Es war die nächste Demonstration beeindruckender Stärke: Beim 5:1 gegen Borussia Mönchengladbach am vergangenen Mittwochabend überzeugte Hoffenheim wieder einmal auf ganzer Linie und war den Gästen defensiv wie offensiv haushoch überlegen. „Es war auch in der Höhe ein verdienter Sieg für die TSG“, gab Fohlen-Trainer Eugen Polanski unumwunden zu. Schon zur Halbzeit führten die Gastgeber 4:0. Aus einem starken Team ragte Andrej Kramaric mit seinen drei Toren noch einmal heraus. Der Kroate hatte die TSG per Elfmeter in Führung gebracht und dann kurz vor der Pause noch zweimal zugeschlagen. Sein dritter Treffer, ein Heber aus spitzem Winkel, gehört in die Kategorie Traumtor.  Für Kramaric war es nicht nur wegen seines Hattricks ein besonderer Abend. Der 34-Jährige bestritt gegen Gladbach sein 302. Bundesligaspiel und löste damit seinen Landsmann und Freund Zvonimir Soldo als kroatischer Rekordspieler der Bundesliga ab. Kein Wunder, dass Kramaric hinterher von einem „unfassbaren Tag“ schwärmte.
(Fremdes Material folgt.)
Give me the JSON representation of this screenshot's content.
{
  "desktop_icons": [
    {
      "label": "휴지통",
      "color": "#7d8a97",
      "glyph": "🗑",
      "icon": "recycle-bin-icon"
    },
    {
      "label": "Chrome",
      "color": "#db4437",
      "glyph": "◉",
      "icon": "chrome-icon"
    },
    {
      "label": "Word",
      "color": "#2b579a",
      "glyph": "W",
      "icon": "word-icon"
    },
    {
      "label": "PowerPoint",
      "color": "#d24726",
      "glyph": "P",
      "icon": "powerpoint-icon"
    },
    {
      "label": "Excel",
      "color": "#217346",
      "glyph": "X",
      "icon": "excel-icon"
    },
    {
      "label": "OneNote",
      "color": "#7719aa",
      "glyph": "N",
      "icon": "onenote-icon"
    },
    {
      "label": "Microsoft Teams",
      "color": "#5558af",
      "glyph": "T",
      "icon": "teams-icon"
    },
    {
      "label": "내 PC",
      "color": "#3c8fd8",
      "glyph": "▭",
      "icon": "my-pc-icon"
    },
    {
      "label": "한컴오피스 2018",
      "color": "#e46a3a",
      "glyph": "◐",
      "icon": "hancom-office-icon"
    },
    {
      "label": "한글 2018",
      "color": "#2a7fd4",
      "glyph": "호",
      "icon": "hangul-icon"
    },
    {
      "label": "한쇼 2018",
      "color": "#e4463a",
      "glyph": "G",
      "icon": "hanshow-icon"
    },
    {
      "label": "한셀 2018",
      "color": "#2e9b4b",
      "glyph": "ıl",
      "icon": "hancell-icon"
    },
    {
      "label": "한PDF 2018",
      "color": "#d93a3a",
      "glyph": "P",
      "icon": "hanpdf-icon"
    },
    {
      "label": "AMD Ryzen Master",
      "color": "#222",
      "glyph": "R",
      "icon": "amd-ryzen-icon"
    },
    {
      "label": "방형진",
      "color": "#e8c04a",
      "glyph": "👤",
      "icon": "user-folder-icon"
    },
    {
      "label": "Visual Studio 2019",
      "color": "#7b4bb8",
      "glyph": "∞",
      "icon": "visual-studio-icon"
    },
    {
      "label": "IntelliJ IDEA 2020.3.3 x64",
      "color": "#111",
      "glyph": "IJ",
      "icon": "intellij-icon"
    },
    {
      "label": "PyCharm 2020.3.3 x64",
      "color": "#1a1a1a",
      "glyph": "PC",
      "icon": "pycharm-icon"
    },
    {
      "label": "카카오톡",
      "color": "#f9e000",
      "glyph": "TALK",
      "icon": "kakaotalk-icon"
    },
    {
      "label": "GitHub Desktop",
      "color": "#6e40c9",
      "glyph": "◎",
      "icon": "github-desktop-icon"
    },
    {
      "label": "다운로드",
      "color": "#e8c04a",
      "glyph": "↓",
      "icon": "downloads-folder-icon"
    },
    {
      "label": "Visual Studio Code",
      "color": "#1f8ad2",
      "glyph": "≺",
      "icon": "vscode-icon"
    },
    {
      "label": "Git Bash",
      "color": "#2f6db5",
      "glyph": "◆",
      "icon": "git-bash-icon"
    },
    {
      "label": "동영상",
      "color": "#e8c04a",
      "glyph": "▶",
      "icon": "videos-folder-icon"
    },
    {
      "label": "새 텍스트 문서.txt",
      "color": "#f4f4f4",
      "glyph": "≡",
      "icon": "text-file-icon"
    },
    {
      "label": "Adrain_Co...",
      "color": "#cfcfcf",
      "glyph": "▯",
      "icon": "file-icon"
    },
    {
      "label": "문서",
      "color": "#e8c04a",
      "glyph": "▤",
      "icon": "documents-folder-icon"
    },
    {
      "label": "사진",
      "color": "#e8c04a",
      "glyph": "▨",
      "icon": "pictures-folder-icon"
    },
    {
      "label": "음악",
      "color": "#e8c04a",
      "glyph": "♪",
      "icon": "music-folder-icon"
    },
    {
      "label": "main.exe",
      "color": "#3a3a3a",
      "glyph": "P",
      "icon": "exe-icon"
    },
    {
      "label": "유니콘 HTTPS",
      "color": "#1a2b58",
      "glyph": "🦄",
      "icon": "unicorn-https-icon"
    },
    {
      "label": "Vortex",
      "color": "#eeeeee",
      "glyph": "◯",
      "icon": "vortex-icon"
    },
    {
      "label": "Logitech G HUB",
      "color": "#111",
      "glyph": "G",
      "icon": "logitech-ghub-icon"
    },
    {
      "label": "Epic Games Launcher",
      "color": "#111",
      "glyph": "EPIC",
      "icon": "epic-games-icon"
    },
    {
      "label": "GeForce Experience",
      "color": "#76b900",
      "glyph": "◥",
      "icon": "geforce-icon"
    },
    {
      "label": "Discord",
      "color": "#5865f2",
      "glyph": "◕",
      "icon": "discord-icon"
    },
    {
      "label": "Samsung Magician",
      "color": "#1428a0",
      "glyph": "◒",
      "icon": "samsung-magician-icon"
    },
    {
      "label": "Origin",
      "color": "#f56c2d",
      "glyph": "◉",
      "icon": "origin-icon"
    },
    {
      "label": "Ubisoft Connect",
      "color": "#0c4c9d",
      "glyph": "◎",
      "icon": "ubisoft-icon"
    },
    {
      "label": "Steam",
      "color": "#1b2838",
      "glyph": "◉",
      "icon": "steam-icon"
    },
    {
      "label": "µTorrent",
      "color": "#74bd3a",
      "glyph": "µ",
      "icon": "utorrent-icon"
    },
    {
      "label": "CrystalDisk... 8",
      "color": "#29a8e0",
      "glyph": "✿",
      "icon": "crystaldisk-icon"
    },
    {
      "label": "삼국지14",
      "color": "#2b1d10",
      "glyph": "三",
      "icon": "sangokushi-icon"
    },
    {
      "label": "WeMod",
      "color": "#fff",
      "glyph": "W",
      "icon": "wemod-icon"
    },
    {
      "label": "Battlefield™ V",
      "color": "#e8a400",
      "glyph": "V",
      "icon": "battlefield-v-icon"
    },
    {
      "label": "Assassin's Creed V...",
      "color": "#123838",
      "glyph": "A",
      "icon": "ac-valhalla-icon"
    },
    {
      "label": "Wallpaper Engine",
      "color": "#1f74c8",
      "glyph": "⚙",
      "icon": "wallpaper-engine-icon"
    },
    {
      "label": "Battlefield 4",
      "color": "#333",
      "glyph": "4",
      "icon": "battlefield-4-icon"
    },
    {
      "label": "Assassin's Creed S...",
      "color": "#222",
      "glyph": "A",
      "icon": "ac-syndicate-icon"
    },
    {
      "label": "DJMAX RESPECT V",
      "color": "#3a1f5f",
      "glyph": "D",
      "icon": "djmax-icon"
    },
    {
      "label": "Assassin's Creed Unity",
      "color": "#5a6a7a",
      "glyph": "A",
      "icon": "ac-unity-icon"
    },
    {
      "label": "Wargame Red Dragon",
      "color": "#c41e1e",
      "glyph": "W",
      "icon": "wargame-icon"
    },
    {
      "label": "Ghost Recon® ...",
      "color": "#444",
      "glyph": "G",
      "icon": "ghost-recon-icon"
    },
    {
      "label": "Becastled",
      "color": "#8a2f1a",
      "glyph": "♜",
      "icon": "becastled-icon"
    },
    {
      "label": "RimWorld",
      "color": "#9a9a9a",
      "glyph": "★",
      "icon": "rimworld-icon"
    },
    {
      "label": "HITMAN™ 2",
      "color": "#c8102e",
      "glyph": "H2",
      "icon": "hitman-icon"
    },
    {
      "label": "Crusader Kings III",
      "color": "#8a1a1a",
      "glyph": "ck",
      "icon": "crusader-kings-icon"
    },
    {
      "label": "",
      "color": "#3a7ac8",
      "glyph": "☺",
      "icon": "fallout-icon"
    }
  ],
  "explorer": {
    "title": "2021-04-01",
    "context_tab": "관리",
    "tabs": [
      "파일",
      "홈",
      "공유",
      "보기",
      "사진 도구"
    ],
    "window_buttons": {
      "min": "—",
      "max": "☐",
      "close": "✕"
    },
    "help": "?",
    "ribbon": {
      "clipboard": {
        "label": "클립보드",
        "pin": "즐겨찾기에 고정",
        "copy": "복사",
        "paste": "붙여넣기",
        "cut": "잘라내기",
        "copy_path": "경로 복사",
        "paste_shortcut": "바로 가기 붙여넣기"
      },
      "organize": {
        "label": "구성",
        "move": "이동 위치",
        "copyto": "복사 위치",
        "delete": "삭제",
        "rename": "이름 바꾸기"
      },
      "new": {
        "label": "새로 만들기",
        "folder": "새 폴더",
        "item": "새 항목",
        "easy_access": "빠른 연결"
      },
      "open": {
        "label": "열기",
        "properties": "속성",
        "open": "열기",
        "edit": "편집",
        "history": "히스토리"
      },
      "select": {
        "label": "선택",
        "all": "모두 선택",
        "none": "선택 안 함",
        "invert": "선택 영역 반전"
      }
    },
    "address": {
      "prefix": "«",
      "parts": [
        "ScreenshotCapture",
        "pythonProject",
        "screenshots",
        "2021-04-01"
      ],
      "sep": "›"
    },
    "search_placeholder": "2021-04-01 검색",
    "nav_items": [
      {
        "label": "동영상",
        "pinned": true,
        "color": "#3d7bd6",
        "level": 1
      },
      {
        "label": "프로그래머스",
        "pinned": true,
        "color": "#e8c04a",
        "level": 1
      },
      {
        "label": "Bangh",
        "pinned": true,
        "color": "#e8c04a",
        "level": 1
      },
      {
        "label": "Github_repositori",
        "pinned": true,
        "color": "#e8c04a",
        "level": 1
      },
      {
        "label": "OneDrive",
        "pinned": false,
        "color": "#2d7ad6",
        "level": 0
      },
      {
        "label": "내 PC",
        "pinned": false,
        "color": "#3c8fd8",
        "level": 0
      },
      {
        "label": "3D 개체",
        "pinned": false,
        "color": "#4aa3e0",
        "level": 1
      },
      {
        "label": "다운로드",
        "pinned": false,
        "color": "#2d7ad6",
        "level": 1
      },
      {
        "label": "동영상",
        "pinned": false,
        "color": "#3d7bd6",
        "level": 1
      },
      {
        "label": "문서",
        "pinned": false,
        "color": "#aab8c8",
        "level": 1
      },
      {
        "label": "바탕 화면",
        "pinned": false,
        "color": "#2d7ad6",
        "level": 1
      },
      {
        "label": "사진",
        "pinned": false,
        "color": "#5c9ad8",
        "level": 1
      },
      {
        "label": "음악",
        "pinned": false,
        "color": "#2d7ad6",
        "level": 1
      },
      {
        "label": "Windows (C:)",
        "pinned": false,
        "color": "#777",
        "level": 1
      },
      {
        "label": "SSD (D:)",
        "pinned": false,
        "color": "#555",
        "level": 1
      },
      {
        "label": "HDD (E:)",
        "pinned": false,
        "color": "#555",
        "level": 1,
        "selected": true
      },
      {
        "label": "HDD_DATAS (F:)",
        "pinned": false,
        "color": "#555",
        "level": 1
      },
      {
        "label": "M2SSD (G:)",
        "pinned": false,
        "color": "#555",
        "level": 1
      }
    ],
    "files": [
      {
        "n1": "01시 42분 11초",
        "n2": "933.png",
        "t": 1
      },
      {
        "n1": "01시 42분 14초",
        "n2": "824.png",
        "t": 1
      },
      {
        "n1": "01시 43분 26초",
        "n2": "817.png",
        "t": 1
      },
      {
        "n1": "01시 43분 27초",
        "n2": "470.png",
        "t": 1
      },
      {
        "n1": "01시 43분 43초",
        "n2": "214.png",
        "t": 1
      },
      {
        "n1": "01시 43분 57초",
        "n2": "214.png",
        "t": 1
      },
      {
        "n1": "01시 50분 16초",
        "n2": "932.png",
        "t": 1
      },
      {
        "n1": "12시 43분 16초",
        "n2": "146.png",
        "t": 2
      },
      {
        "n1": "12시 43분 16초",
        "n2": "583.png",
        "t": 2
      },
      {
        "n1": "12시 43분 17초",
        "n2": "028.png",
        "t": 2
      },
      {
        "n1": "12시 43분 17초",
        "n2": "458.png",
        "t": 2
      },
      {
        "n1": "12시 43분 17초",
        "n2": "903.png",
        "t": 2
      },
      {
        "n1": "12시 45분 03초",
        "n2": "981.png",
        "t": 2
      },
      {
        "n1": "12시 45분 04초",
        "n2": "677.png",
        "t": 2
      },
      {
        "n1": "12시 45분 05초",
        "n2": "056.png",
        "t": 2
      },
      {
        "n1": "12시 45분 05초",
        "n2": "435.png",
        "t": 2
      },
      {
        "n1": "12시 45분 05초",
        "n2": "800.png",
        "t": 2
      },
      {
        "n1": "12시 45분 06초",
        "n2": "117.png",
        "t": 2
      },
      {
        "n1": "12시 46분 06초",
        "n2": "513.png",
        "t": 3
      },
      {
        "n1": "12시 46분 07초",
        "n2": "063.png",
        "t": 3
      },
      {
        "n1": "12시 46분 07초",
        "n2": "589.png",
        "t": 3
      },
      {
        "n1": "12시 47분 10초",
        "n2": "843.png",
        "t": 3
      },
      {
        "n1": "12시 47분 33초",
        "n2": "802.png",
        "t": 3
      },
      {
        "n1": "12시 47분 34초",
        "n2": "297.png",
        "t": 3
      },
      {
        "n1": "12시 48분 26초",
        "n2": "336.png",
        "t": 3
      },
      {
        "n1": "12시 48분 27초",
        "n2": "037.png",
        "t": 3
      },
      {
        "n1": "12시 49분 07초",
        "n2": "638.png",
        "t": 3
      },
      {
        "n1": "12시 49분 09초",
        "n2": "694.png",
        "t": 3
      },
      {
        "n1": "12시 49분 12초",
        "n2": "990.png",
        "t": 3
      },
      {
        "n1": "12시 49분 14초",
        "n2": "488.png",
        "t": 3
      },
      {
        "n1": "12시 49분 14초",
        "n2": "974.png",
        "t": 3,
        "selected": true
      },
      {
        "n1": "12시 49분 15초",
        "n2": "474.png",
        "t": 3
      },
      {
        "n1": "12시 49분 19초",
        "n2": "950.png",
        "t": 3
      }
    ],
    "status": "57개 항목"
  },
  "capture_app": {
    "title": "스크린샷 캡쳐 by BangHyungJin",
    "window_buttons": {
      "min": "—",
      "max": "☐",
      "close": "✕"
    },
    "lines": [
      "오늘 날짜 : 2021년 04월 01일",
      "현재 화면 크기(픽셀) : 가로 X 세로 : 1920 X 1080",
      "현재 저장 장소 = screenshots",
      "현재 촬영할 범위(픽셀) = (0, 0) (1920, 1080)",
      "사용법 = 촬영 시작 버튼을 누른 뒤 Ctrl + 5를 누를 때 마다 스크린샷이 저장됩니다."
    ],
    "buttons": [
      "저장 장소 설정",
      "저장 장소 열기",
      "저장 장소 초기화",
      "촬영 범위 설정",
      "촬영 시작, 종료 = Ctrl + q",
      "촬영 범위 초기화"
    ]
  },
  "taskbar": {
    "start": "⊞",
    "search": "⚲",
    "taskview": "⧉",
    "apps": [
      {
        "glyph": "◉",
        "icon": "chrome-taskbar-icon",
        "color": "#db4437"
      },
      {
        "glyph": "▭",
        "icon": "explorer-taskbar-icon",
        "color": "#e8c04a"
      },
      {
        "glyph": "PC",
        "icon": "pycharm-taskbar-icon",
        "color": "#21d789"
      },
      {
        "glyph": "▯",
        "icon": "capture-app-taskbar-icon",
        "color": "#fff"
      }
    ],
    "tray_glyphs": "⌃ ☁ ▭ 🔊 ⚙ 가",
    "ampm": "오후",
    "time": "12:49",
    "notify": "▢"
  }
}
Nicht unfassbar, aber doch imponierend ist das, was die TSG Hoffenheim in der laufenden Saison auf dem Platz zeigt. Von den letzten zehn Bundesliga-Partien gewannen die Kraichgauer sieben, spielten zweimal remis und verloren nur einmal (0:2 bei Borussia Dortmund). Sie holten 23 von 30 möglichen Punkten. Das 5:1 gegen Gladbach war der fünfte Heimsieg in Folge, und immer erzielte die Mannschaft von Trainer Christian Ilzer dabei mindestens drei Tore. Aber Hoffenheim glänzt nicht nur zu Hause. Auch in der Auswärtstabelle stehen die Blau-Weißen mit 15 Punkten hinter den Bayern (21) und Dortmund (16) auf Rang drei. Mit dem Erfolg gegen Gladbach zog die TSG in der Gesamttabelle an Bayer 04 vorbei. Vor dem Duell mit der Werkself an diesem Samstag liegt Hoffenheim mit 30 Punkten auf Rang fünf, einen Zähler vor den Gästen aus Leverkusen, die Sechster sind.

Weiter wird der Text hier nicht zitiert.